A new Android malware called Albiriox has appeared on the cybercrime market under a malware as a service (MaaS) model, offering extensive tools for on device fraud (ODF), real time device manipulation, and remote screen control. The malware includes a hard coded list of more than 400 targeted apps, covering banking, fintech, payment platforms, crypto exchanges, wallets, and trading apps.
According to Cleafy researchers Federico Valentini, Alessandro Strino, Gianluca Scotti, and Simone Mattia, Albiriox is distributed through social engineering dropper apps that use packing and obfuscation techniques to bypass static malware detection. The malware was initially advertised during a “limited recruitment phase” in September 2025 before expanding into a full MaaS offering. Evidence suggests the operators are Russian-speaking, based on forum behavior, language clues, and backend infrastructure.
Customers of the malware are given access to a builder tool integrated with Golden Crypt, a third party crypting service designed to evade antivirus and mobile security tools. The attackers’ objective is to gain stealthy control of infected devices and perform fraudulent activities without detection. At least one early campaign targeted Austrian users, using German language SMS lures containing shortened URLs leading to fake Google Play Store pages mimicking apps such as PENNY Angebote & Coupons.
Victims who click “Install” on these pages unknowingly download a dropper APK. After launching, the app prompts users to grant permissions to “install updates,” which silently deploys the primary malware. Albiriox relies on an unencrypted TCP socket for command and control, allowing attackers to remotely control devices via VNC, extract sensitive data, blank the screen, or modify volume for stealth operations.
The malware installs a VNC based remote access module, with one version using Android Accessibility Services to view all UI elements. This method bypasses FLAG_SECURE, a protection that blocks screenshots and screen recording in banking and crypto apps. By using accessibility based screen streaming, the malware gains full visibility of sensitive app interfaces without triggering protections.
Albiriox also performs overlay attacks on its extensive list of targeted apps to steal credentials. It can present fake system updates or black screens to hide background activity. Cleafy also observed a variant that redirects users to a fake PENNY website, where victims must enter their phone number to receive a supposed download link via WhatsApp; these numbers are exfiltrated to a Telegram bot.
Cleafy notes that Albiriox has all the hallmarks of modern ODF malware: VNC remote control, automated accessibility-based interaction, targeted overlays, and dynamic credential harvesting, enabling attackers to bypass authentication by acting directly inside a victim’s legitimate session.
The Albiriox disclosure coincides with the appearance of RadzaRat, another Android MaaS tool. Marketed on underground forums since November 8, 2025, RadzaRat masquerades as a legitimate file manager before enabling extensive surveillance and remote access features.
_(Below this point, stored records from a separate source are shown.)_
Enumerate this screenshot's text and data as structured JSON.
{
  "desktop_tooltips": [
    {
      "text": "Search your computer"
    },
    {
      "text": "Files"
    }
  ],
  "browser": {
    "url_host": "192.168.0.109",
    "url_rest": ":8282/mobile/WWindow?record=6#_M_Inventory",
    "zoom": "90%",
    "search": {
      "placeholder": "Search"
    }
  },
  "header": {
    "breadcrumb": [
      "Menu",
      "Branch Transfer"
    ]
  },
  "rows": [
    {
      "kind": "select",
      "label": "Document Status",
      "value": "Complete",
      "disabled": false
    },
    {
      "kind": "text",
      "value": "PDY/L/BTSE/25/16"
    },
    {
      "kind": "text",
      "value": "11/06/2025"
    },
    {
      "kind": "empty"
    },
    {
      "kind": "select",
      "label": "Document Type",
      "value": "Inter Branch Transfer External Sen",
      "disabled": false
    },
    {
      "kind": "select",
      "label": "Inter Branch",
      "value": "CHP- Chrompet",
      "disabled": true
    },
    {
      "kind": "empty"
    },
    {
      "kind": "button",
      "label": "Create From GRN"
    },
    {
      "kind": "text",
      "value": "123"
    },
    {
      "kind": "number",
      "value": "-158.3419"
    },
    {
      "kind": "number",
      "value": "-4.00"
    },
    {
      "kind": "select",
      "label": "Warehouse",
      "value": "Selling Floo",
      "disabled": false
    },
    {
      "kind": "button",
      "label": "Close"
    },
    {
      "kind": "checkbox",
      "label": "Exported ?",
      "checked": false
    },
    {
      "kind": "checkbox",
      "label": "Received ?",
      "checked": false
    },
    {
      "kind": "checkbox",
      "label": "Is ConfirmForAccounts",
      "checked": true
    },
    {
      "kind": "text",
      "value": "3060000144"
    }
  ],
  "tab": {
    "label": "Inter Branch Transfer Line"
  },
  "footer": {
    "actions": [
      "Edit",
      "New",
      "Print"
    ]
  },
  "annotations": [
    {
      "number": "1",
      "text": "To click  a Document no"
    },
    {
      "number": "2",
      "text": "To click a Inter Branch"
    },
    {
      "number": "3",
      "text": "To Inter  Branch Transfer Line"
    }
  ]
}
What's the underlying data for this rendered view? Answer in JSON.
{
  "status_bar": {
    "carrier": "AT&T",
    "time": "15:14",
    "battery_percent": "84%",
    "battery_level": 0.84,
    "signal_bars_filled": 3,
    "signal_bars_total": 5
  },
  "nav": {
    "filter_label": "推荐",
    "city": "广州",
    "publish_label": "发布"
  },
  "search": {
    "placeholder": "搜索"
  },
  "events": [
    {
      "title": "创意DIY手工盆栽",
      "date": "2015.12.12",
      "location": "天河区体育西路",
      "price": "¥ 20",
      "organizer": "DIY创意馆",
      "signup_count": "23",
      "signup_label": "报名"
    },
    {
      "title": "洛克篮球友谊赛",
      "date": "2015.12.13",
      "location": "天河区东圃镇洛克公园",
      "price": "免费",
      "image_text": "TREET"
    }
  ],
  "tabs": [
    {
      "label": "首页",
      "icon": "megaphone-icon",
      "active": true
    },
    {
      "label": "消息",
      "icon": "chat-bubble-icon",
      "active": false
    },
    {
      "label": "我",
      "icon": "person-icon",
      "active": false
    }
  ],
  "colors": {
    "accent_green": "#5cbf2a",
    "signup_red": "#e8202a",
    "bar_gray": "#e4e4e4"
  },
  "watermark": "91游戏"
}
Certo researcher Sophia Taylor noted that its developer, “Heron44,” advertises it as easy to deploy even for inexperienced cybercriminals, reflecting the growing democratization of cybercrime tools.
RadzaRat allows attackers to browse files, search directories, exfiltrate data, log keystrokes, and communicate via Telegram-based C2. It maintains persistence using BOOT_COMPLETED permissions, a custom BootReceiver, and REQUEST_IGNORE_BATTERY_OPTIMIZATIONS to avoid Android’s background restrictions. Its disguise as a functioning file manager makes it dangerous for both individuals and organizations.
The findings also connect to recent campaigns distributing BTMOB Android malware through fake Google Play pages for an app called GPT Trade. BTMOB, documented earlier in 2025, abuses accessibility services for device unlocking, keystroke logging, credential theft, and remote control.
Separately, social engineering schemes using adult content lures have delivered heavily obfuscated malicious APKs capable of phishing overlays, screen capture, file manipulation, and secondary malware installation. Palo Alto Networks Unit 42 reports that these campaigns use multi-stage architectures, commercial-grade obfuscation, and behavioral checks such as measuring image load times to evade detection systems.